Oggi la Comunità cattolica celebra la domenica della Parola e nel Vangelo (Mt 4, 12-23) troviamo Gesù, il Maestro, che si ritira in Galilea dopo l’arresto di Giovanni Battista. L’amico è reso “muto”, lui che gridava nel deserto apparentemente è messo a tacere, è un momento buio in cui è necessario portare la luce, quella che permette di attraversare le tenebre.
È allora che Gesù ha bisogno di ritirarsi per dare senso a quel che accade. Lo spazio interiore permette di accogliere la luce che illumina ogni cosa e senza di essa non sarebbe possibile discernere e vedere. Lui invita a conversione ossia ad orientarsi verso il regno di Dio che ormai è vicino. È un’immagine intensa, come quella di un bambino che si è smarrito e, in preda all’angoscia della solitudine, tutto ad un tratto ode la voce del papà o della mamma e immediatamente si desta per correre verso la direzione da cui giunge tale voce.
Il Cielo ci viene incontro ed è Gesù stesso che cammina verso l’umanità perduta, la conversione è data da questa risposta che riorienta la nostra vita. Quando abbiamo il coraggio di fermarci lontano dai frastuoni e rimaniamo in ascolto ecco che la Parola di Dio può indicare la via da seguire.
Il Messia si mette in cammino per attraversare i luoghi lontani, il suo sguardo diventa riconoscimento esistenziale, non vede solo dei pescatori ma in quell’arte che già appartiene alla loro vita Lui scorge altro e li chiama.
La Parola di Dio permette di uscire dal proprio quotidiano per entrarvi successivamente con un nuovo punto di vista: non più schiacciati da criteri di urgenza o di profitto ma consegnati alla storia con la fiducia di chi rimane in cammino non più solo e con una nuova meta.

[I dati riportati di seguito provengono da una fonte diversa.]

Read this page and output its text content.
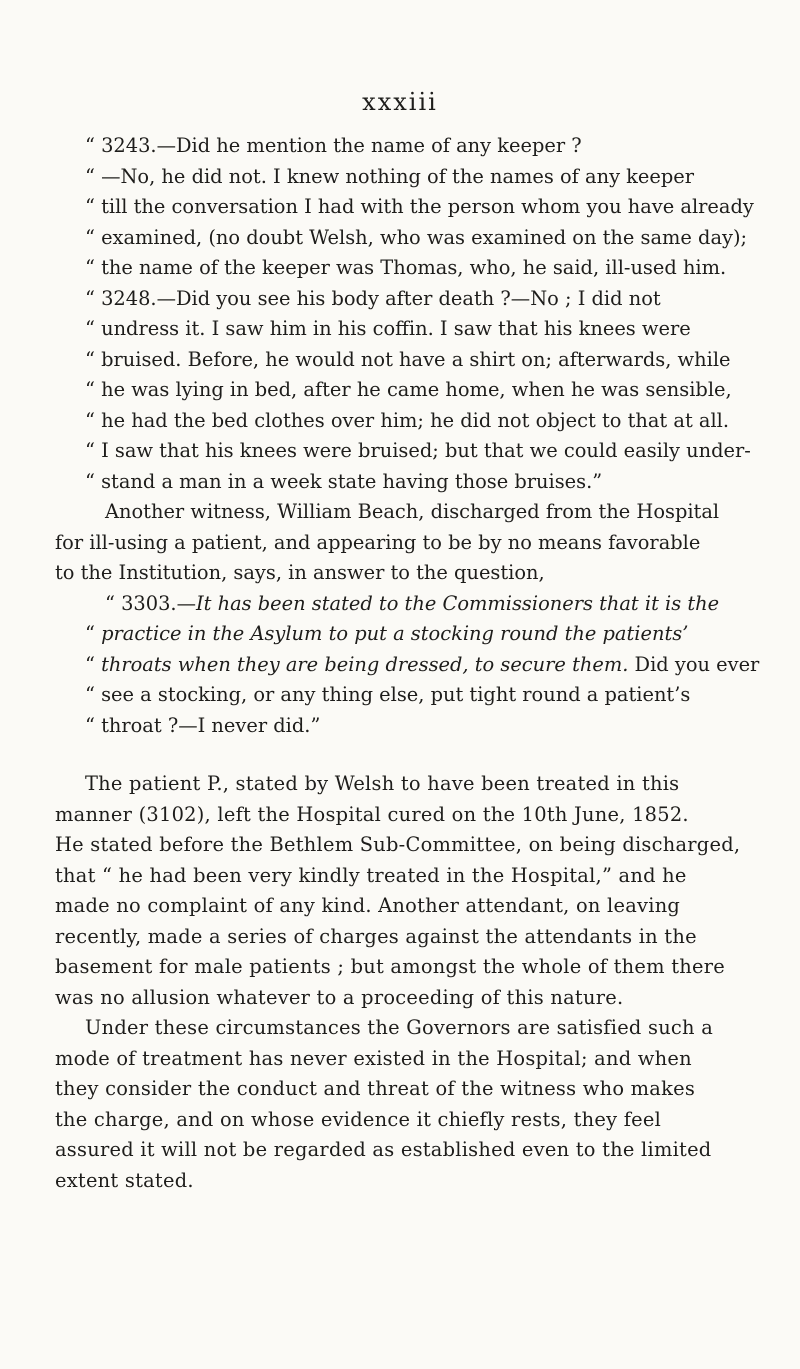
xxxiii
“ 3243.—Did he mention the name of any keeper ?
“ —No, he did not. I knew nothing of the names of any keeper
“ till the conversation I had with the person whom you have already
“ examined, (no doubt Welsh, who was examined on the same day);
“ the name of the keeper was Thomas, who, he said, ill-used him.
“ 3248.—Did you see his body after death ?—No ; I did not
“ undress it. I saw him in his coffin. I saw that his knees were
“ bruised. Before, he would not have a shirt on; afterwards, while
“ he was lying in bed, after he came home, when he was sensible,
“ he had the bed clothes over him; he did not object to that at all.
“ I saw that his knees were bruised; but that we could easily under-
“ stand a man in a week state having those bruises.”
Another witness, William Beach, discharged from the Hospital
for ill-using a patient, and appearing to be by no means favorable
to the Institution, says, in answer to the question,
“ 3303.—It has been stated to the Commissioners that it is the
“ practice in the Asylum to put a stocking round the patients’
“ throats when they are being dressed, to secure them. Did you ever
“ see a stocking, or any thing else, put tight round a patient’s
“ throat ?—I never did.”
The patient P., stated by Welsh to have been treated in this
manner (3102), left the Hospital cured on the 10th June, 1852.
He stated before the Bethlem Sub-Committee, on being discharged,
that “ he had been very kindly treated in the Hospital,” and he
made no complaint of any kind. Another attendant, on leaving
recently, made a series of charges against the attendants in the
basement for male patients ; but amongst the whole of them there
was no allusion whatever to a proceeding of this nature.
Under these circumstances the Governors are satisfied such a
mode of treatment has never existed in the Hospital; and when
they consider the conduct and threat of the witness who makes
the charge, and on whose evidence it chiefly rests, they feel
assured it will not be regarded as established even to the limited
extent stated.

Loro sono chiamati per rimanere con Lui, la parola rivolta ai discepoli è in primo luogo un invito alla comunione piena con il Maestro e solo dopo una missione per annunciare e guarire. Il fare è conseguenza di una relazione di intimità, esprime quel che si continua a ricevere da Gesù e non è il frutto della “propria” santità. Se così non fosse ogni discepolo del Signore potrebbe ergersi a guru della situazione ed essere idolatrato per i suoi innumerevoli carismi.

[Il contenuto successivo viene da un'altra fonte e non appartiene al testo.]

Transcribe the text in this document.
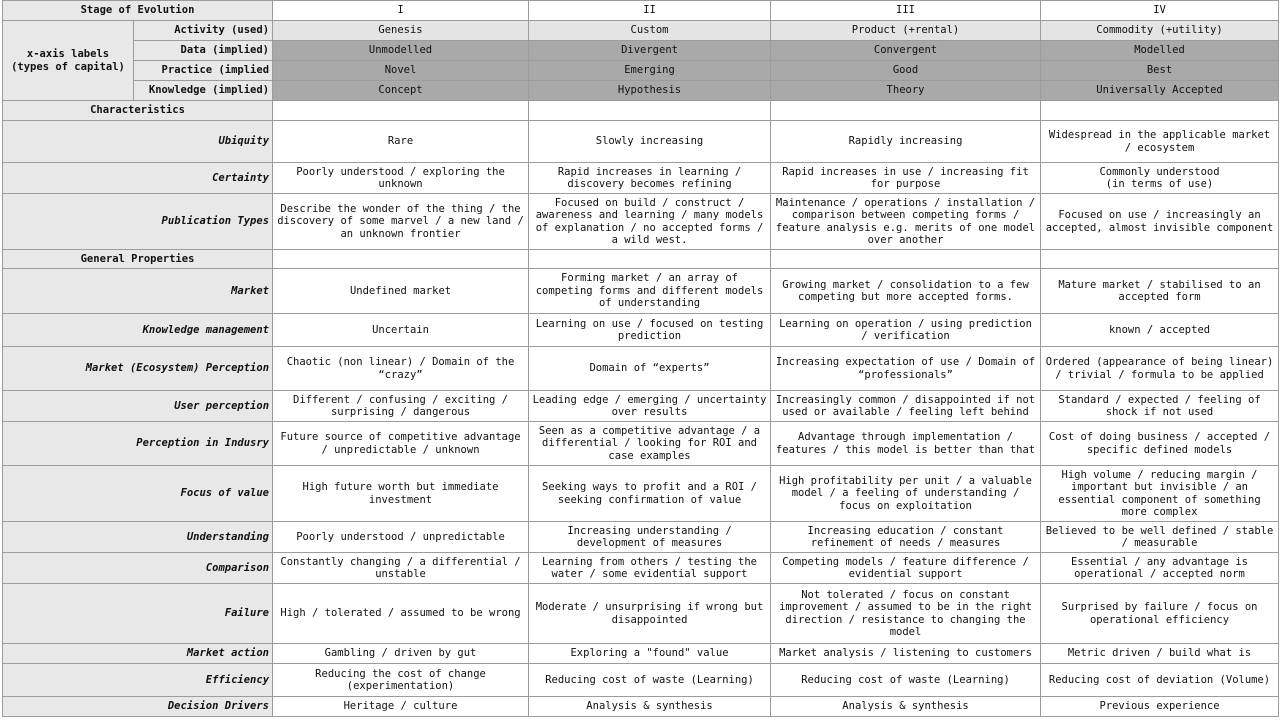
Stage of Evolution		I	II	III	IV
x-axis labels
(types of capital)	Activity (used)	Genesis	Custom	Product (+rental)	Commodity (+utility)
	Data (implied)	Unmodelled	Divergent	Convergent	Modelled
	Practice (implied	Novel	Emerging	Good	Best
	Knowledge (implied)	Concept	Hypothesis	Theory	Universally Accepted
Characteristics					
Ubiquity		Rare	Slowly increasing	Rapidly increasing	Widespread in the applicable market / ecosystem
Certainty		Poorly understood / exploring the unknown	Rapid increases in learning / discovery becomes refining	Rapid increases in use / increasing fit for purpose	Commonly understood
(in terms of use)
Publication Types		Describe the wonder of the thing / the discovery of some marvel / a new land / an unknown frontier	Focused on build / construct / awareness and learning / many models of explanation / no accepted forms / a wild west.	Maintenance / operations / installation / comparison between competing forms / feature analysis e.g. merits of one model over another	Focused on use / increasingly an accepted, almost invisible component
General Properties					
Market		Undefined market	Forming market / an array of competing forms and different models of understanding	Growing market / consolidation to a few competing but more accepted forms.	Mature market / stabilised to an accepted form
Knowledge management		Uncertain	Learning on use / focused on testing prediction	Learning on operation / using prediction / verification	known / accepted
Market (Ecosystem) Perception		Chaotic (non linear) / Domain of the “crazy”	Domain of “experts”	Increasing expectation of use / Domain of “professionals”	Ordered (appearance of being linear) / trivial / formula to be applied
User perception		Different / confusing / exciting / surprising / dangerous	Leading edge / emerging / uncertainty over results	Increasingly common / disappointed if not used or available / feeling left behind	Standard / expected / feeling of shock if not used
Perception in Indusry		Future source of competitive advantage / unpredictable / unknown	Seen as a competitive advantage / a differential / looking for ROI and case examples	Advantage through implementation / features / this model is better than that	Cost of doing business / accepted / specific defined models
Focus of value		High future worth but immediate investment	Seeking ways to profit and a ROI / seeking confirmation of value	High profitability per unit / a valuable model / a feeling of understanding / focus on exploitation	High volume / reducing margin / important but invisible / an essential component of something more complex
Understanding		Poorly understood / unpredictable	Increasing understanding / development of measures	Increasing education / constant refinement of needs / measures	Believed to be well defined / stable / measurable
Comparison		Constantly changing / a differential / unstable	Learning from others / testing the water / some evidential support	Competing models / feature difference / evidential support	Essential / any advantage is operational / accepted norm
Failure		High / tolerated / assumed to be wrong	Moderate / unsurprising if wrong but disappointed	Not tolerated / focus on constant improvement / assumed to be in the right direction / resistance to changing the model	Surprised by failure / focus on operational efficiency
Market action		Gambling / driven by gut	Exploring a "found" value	Market analysis / listening to customers	Metric driven / build what is
Efficiency		Reducing the cost of change (experimentation)	Reducing cost of waste (Learning)	Reducing cost of waste (Learning)	Reducing cost of deviation (Volume)
Decision Drivers		Heritage / culture	Analysis & synthesis	Analysis & synthesis	Previous experience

È pertanto che la liturgia di oggi ci ricorda la preziosità della duplice mensa, quella della Parola e quella Eucaristica, perchè insieme danno esperienza della Parola che è rivolta a tutti i popoli, all’umanità tutta senza esclusione alcuna.
Per ogni cristiano il cibarsi alla duplice mensa equivale a lasciarsi trasformare e a divenire Parola vivente e pane spezzato. La Chiesa, dunque, non è diretta dalla prospettiva del preservarsi ma del consumarsi e cioè dell’essere lievito, sale, fermento per questo mondo. Di questa Luce, che pur non corrompendosi si contamina, abbiamo bisogno.